A margem de segurança petista é que o relator do projeto no Senado, Omar Aziz (PSD-AM), acertou com Lira a retirada do Fundeb, do Fundo Constitucional do Distrito Federal e das despesas com tecnologia, ciência e inovação da regra fiscal. Como mostrou o Bastidor, as exceções incluídas por Aziz causaram reclamação de deputados.

Os petistas chegaram a cogitar novas mudanças, mas temem atrasar ainda mais a tramitação do texto. Com a posição de não haver novas alterações acertada com Lira, disse um deputado do PT ao Bastidor, o texto tende a sair da Câmara da forma que deixar o Senado.

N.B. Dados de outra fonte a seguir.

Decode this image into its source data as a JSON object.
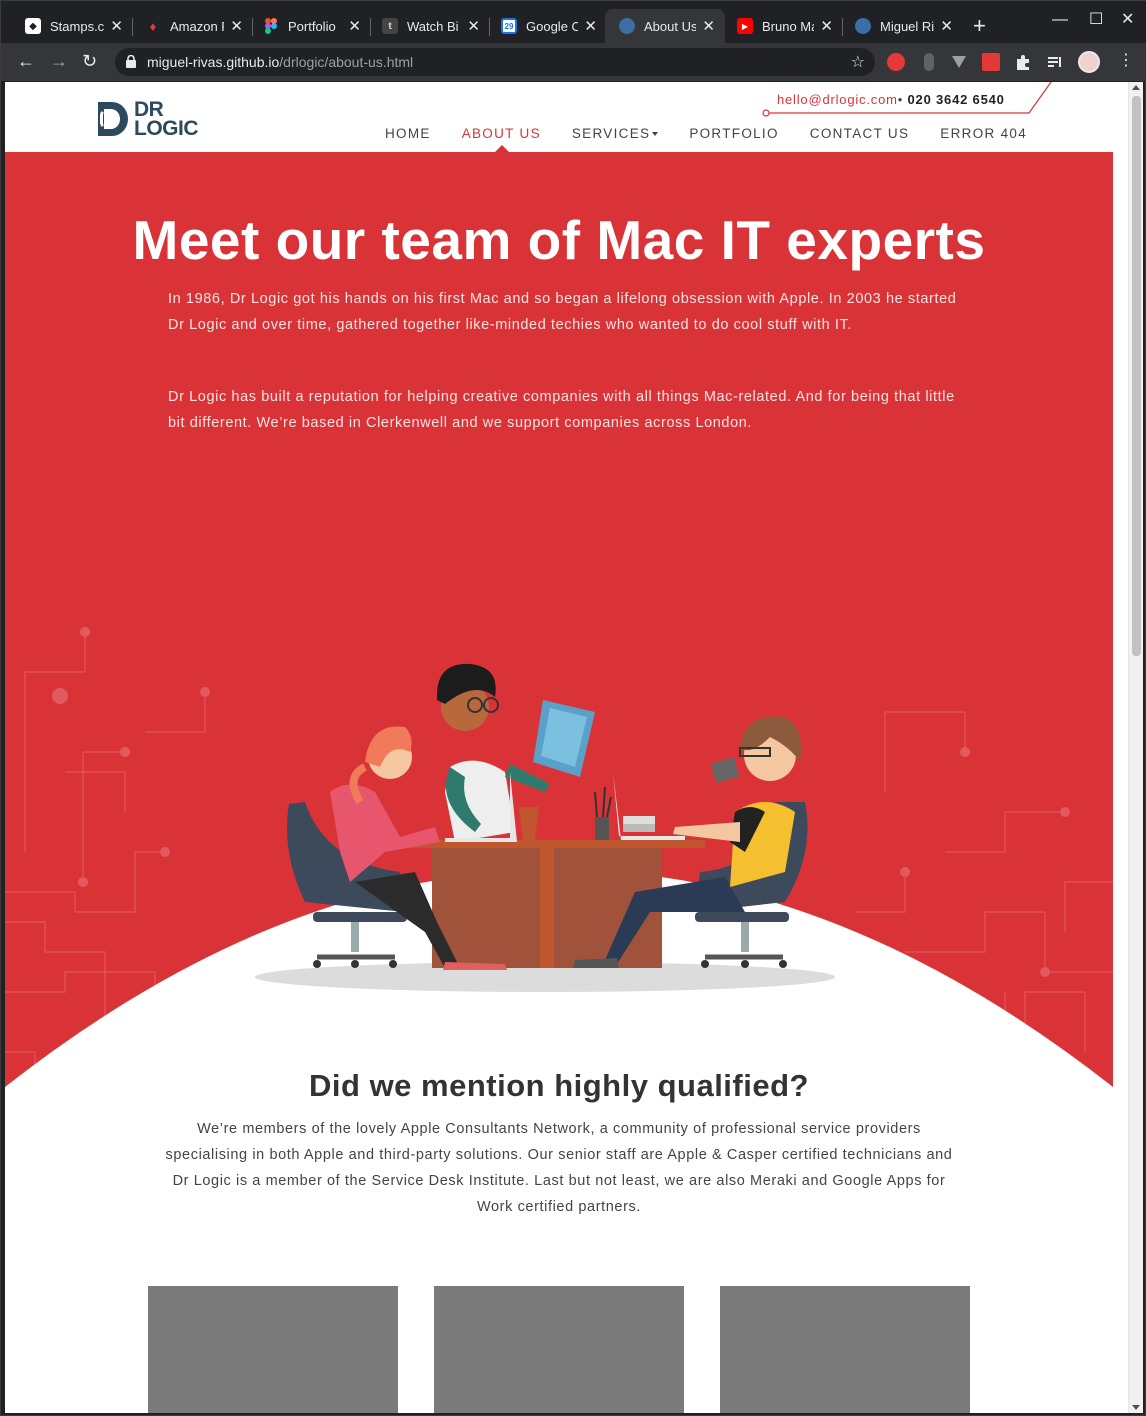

Haverá, no entanto, resistências. Primeiro, de deputados que vão propor mais mudanças a partir das feitas pelos senadores. Segundo, de parlamentares que querem retomar o texto inicial do relator Cláudio Cajado (PP-BA).

“As mudanças descredibilizam o arcabouço”, disse ao Bastidor o deputado Pedro Paulo (PSD-RJ). “Queremos retomar o que foi aprovado aqui”.

Com a pauta da Câmara travada, o texto será analisado na primeira semana de julho, junto com a reforma tributária e a Medida Provisória do Carf.